Durante la fase delle indagini preliminari, se sussistono gli estremi, il pubblico ministero può chiedere al giudice l’emissione della misura cautelare dell’allontanamento dalla casa familiare, nel caso in cui vittima e denunciato convivano sotto lo stesso tetto e sussiste l’urgenza di evitare possibili contatti tra loro. Con lo stesso provvedimento con il quale è disposto l’allontanamento, il giudice prescrive al denunciato di lasciare immediatamente la casa, ovvero di non farvi rientro, e di non accedervi senza la sua autorizzazione [2]. Se sussistono esigenze di tutela dell’incolumità della vittima o dei suoi prossimi congiunti, il giudice può altresì prescrivere al denunciato di non avvicinarsi ai luoghi che sono abitualmente frequentati dalla persona offesa dal reato, in particolare il luogo di lavoro, il domicilio della famiglia di origine o dei prossimi congiunti, salvo che la frequentazione sia necessaria per motivi di lavoro [3].

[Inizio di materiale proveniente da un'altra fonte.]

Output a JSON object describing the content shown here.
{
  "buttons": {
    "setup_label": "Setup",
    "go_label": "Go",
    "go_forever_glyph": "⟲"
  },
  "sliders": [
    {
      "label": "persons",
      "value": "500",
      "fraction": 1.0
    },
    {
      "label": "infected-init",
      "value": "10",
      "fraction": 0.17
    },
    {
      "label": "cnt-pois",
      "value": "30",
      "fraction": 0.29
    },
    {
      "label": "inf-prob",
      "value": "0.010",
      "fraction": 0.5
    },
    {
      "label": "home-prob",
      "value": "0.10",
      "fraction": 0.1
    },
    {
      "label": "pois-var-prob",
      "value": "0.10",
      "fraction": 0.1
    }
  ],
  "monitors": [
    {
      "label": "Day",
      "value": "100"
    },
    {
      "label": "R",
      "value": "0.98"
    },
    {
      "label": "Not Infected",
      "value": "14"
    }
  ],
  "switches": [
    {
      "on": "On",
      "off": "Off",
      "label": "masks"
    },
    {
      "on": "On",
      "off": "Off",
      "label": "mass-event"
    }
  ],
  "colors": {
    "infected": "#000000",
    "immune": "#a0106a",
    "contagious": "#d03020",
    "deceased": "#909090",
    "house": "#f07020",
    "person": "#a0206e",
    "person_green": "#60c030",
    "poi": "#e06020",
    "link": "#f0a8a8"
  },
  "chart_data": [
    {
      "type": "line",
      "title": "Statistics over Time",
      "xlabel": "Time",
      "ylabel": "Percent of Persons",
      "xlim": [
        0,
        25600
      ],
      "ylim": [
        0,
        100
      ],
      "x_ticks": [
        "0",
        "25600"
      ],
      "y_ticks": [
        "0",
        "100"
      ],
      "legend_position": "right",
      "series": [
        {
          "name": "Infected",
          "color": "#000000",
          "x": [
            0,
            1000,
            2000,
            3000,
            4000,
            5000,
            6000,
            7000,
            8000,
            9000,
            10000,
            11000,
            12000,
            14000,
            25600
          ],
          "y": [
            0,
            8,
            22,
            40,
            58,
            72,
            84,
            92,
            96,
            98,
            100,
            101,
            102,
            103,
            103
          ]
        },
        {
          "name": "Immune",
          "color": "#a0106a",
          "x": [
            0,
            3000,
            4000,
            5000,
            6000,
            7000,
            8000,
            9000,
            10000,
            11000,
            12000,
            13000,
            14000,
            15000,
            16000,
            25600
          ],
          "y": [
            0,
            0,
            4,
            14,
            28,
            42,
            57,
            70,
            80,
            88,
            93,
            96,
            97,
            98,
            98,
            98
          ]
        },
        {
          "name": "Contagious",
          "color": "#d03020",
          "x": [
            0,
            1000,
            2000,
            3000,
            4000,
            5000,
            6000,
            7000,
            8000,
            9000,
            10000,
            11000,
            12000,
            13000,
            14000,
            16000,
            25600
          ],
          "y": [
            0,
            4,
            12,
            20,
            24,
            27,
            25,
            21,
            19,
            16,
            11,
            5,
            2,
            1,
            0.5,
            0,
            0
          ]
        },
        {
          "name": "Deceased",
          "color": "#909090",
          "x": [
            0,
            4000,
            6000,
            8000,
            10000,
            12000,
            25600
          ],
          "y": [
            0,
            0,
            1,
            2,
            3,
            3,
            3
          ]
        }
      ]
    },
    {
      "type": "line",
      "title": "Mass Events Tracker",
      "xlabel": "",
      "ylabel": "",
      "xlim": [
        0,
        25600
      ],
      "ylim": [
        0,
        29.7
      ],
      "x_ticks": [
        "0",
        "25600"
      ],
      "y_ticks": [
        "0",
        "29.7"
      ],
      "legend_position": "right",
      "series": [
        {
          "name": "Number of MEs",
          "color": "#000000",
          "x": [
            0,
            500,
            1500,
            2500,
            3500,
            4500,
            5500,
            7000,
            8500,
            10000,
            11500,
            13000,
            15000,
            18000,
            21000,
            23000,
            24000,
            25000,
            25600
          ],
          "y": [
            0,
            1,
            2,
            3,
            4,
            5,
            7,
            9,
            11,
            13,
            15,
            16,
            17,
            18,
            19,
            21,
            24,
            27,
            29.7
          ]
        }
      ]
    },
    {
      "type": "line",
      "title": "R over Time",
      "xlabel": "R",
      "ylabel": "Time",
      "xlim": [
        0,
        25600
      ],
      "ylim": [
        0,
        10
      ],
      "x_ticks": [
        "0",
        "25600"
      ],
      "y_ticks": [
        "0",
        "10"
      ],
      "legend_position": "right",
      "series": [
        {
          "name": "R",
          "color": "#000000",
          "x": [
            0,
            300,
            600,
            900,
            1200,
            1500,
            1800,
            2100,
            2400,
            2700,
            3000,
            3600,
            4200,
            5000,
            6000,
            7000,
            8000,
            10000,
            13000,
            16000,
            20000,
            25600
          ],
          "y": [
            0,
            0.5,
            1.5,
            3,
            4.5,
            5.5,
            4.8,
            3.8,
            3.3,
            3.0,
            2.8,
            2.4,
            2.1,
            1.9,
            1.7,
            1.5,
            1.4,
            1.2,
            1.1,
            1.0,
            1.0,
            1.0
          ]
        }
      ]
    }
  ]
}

Il giudice, su richiesta del pubblico ministero, può altresì ingiungere il pagamento periodico di un assegno a favore delle persone conviventi che, per effetto della misura cautelare disposta, rimangano prive di mezzi adeguati. Il giudice determina la misura dell’assegno tenendo conto delle circostanze e dei redditi dell’obbligato e stabilisce le modalità ed i termini del versamento. Può ordinare, se necessario, che l’assegno sia versato direttamente al beneficiario da parte del datore di lavoro dell’obbligato, detraendolo dalla retribuzione a lui spettante. L’ordine di pagamento ha efficacia di titolo esecutivo [4].

Sempre durante la fase delle indagini preliminari un’altra misura cautelare che può essere disposta dal giudice su richiesta del pubblico ministero è il divieto di avvicinamento ai luoghi frequentati dalla persona offesa ovvero di mantenere una determinata distanza da tali luoghi o dalla persona offesa [5]. Il rispetto di quest’ultima misura può essere garantito anche attraverso mezzi elettronici o strumenti tecnici, come il braccialetto elettronico [6].

Il giudice accorda le predette misure solamente se ritiene che a carico del denunciato sussistano gravi indizi di colpevolezza e se vi è pericolo che il soggetto possa reiterare la sua condotta illecita. Nei casi più gravi può disporre gli arresti domiciliari [7] o la custodia cautelare in carcere [8].

Per rispondere alle esigenze di effettività la violazione delle misure di allontanamento dalla casa familiare e di divieto di avvicinamento ai luoghi frequentati dalla persona offesa costituisce essa stessa un reato [9].

Infine, in caso di maltrattamenti ai danni dei figli minori, il giudice può disporre la sospensione della responsabilità genitoriale privando l’indagato, in tutto o in parte, dei poteri ad essa inerenti [10].